Probably not stopping praying for a year, but just
maybe it means stopping everything but prayer.
Sabbaths interrupt our normal lives, forcing us to entrust to
God all the work left undone.
That’s hard enough for a day, but for a whole year? Yet
what if the call to a Sabbath Year means we pause our normal
corps programmes – Luncheon Club, Coffee Mornings, Parents and
Toddlers, Over-60s Club, Home League – to spend time together
sitting at Jesus’ feet?
Already this impending Sabbath Year is pushing us deeper into
prayer. We look to God for the finer details of our new life
together. Where do we draw the line between what constitutes
‘prayerful’ activity and what doesn’t?
What does Sabbath mean for our War Cry ministry and
Christmas Carolling?

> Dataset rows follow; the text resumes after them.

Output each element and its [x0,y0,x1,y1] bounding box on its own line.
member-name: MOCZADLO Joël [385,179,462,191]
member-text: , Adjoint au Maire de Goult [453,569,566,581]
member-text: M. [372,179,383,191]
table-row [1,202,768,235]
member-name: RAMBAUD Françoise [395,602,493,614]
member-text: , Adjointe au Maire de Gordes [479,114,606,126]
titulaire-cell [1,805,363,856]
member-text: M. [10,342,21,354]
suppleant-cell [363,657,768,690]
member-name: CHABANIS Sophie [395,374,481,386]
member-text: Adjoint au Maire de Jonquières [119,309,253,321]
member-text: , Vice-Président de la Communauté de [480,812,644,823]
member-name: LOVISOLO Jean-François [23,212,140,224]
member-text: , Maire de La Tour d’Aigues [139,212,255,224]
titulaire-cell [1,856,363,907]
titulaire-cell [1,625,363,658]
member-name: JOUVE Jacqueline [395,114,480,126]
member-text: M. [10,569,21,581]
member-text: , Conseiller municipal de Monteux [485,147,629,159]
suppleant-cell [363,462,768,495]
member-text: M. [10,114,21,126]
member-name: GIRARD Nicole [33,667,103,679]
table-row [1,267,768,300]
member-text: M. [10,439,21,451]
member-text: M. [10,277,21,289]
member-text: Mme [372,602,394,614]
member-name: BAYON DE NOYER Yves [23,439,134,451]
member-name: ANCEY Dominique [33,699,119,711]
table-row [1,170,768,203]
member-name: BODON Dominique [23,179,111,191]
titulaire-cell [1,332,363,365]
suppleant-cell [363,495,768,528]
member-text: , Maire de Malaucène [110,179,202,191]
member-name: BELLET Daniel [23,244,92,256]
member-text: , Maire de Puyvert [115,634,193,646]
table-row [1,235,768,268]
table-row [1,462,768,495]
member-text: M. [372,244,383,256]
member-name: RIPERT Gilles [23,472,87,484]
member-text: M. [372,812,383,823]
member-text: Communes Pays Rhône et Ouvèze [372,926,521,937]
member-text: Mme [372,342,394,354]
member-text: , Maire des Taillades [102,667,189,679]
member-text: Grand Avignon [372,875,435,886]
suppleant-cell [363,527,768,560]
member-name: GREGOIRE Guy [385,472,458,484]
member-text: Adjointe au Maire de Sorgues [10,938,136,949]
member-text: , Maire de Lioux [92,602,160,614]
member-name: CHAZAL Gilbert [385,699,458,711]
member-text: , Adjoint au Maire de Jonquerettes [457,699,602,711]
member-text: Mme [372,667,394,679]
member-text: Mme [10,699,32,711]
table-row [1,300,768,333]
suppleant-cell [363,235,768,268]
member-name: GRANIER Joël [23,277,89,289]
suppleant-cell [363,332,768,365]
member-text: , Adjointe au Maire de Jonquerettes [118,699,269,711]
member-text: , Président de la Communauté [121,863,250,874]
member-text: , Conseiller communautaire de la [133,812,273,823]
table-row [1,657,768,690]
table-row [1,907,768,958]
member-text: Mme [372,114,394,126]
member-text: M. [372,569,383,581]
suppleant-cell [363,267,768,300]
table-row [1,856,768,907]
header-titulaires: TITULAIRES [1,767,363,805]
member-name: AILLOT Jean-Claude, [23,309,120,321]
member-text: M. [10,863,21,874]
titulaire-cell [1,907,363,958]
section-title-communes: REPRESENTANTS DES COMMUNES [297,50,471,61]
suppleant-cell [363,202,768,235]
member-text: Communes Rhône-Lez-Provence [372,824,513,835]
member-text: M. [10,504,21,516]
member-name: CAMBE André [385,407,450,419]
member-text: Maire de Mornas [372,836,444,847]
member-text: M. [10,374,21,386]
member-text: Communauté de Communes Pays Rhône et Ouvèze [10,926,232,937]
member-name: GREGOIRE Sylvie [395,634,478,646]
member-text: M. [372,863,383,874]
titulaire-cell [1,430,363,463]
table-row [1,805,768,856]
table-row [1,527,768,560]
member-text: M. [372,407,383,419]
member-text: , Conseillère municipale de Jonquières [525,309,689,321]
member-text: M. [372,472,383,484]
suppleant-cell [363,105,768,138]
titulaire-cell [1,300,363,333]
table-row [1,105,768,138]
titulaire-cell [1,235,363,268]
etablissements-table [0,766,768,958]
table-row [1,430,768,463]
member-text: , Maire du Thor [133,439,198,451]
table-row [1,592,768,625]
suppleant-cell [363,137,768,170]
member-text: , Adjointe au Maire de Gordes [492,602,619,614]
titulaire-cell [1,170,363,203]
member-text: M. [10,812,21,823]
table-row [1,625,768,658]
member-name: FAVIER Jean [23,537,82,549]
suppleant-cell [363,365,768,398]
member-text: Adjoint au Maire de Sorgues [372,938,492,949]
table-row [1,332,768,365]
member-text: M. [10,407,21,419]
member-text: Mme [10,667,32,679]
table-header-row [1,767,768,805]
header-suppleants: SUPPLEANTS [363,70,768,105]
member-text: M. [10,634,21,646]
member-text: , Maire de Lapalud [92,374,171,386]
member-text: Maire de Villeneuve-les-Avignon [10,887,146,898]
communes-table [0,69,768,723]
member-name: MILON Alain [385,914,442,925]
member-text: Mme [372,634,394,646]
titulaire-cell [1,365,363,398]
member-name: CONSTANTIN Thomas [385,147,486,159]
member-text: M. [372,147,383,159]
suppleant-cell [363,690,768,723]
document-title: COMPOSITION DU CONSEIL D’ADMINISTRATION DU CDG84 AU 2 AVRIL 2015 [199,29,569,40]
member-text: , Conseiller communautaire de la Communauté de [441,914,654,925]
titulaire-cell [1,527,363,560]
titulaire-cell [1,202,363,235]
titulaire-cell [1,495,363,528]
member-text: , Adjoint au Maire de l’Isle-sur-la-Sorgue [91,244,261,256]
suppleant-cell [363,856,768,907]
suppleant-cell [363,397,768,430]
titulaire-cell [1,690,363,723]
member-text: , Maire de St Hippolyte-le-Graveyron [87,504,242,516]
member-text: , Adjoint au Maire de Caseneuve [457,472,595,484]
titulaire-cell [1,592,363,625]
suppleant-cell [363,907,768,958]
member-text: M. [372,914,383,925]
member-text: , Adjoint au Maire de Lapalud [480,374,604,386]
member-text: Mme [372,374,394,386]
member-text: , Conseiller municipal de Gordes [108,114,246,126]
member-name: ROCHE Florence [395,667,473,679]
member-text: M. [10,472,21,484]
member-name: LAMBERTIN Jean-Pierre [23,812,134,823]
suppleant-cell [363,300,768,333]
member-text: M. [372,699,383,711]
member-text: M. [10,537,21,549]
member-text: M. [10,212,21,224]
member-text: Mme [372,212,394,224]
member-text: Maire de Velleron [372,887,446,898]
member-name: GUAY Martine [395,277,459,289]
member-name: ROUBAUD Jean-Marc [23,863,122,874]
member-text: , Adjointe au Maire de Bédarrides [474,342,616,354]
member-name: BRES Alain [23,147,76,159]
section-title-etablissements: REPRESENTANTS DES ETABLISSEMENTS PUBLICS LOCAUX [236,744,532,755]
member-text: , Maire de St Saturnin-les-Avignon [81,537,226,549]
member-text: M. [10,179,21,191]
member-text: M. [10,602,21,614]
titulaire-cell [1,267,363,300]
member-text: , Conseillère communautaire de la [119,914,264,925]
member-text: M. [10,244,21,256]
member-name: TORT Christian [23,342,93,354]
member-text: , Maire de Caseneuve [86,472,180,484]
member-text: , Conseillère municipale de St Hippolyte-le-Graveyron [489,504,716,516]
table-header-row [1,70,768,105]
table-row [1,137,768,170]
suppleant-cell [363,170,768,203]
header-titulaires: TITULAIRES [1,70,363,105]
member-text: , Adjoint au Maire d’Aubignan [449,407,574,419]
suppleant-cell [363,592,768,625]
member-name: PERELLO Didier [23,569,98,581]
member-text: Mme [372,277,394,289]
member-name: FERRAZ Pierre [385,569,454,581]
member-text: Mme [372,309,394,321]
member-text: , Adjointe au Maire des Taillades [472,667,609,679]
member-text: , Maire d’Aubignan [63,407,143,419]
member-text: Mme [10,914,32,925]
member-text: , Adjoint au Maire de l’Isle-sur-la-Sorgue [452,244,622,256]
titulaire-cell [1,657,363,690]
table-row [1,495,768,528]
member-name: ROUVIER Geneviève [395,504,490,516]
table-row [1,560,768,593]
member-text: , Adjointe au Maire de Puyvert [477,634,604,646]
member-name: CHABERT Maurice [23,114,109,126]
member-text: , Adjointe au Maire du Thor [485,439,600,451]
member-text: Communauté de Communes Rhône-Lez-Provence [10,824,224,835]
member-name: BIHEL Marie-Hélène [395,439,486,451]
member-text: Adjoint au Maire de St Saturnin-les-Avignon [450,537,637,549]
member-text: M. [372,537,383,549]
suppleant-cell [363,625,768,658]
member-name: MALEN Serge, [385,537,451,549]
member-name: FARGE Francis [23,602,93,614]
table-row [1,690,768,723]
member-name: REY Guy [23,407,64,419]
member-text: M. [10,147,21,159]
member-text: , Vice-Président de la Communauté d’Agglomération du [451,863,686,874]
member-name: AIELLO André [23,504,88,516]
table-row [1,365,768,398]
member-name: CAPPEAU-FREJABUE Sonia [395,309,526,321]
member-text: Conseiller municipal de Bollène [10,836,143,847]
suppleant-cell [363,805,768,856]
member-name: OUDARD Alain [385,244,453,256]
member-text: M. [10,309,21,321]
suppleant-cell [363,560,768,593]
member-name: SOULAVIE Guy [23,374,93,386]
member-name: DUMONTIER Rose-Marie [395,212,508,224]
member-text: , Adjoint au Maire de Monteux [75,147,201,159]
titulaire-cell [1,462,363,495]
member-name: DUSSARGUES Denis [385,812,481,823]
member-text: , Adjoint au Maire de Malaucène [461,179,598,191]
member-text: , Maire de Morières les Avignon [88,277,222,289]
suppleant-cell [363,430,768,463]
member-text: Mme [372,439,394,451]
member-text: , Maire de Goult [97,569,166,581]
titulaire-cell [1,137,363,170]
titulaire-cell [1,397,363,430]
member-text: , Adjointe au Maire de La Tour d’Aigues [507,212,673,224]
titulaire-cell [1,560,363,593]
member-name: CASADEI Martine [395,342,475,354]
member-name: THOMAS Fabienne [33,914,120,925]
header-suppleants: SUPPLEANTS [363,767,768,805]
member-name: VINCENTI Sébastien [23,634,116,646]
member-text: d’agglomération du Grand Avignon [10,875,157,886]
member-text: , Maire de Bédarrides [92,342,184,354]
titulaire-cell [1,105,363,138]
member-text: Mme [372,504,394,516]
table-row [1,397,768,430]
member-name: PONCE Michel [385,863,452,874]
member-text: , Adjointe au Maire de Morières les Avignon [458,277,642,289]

What
about the food bank?
We’ve asked ourselves – and the Lord – will the corps
survive if we do this?
God’s answer resounds with another question: ‘Will the
corps survive if you DON’T?’
We are continually being challenged to define our
vision as a praying people and to commit to living out
together this culture of prayer.
It tests our faith as we trust God to lead us into something
beautiful and full of new life.
It tests our faithfulness as we keep committed to the
cause even when its outworking looks different to anything
we’ve known before.
It tests our creativity as we dream about what the
vision looks like with legs on.
How the Prayer Beacon vision is embodied will inevitably
evolve as God leads us into deeper and fresher understanding
of what he wants to do in and through us. This new phase feels
increasingly like the embodiment of what God has been calling
us to as a Prayer Beacon all along; we’re in it for the long
haul. Who knows where he might lead us in the years to come.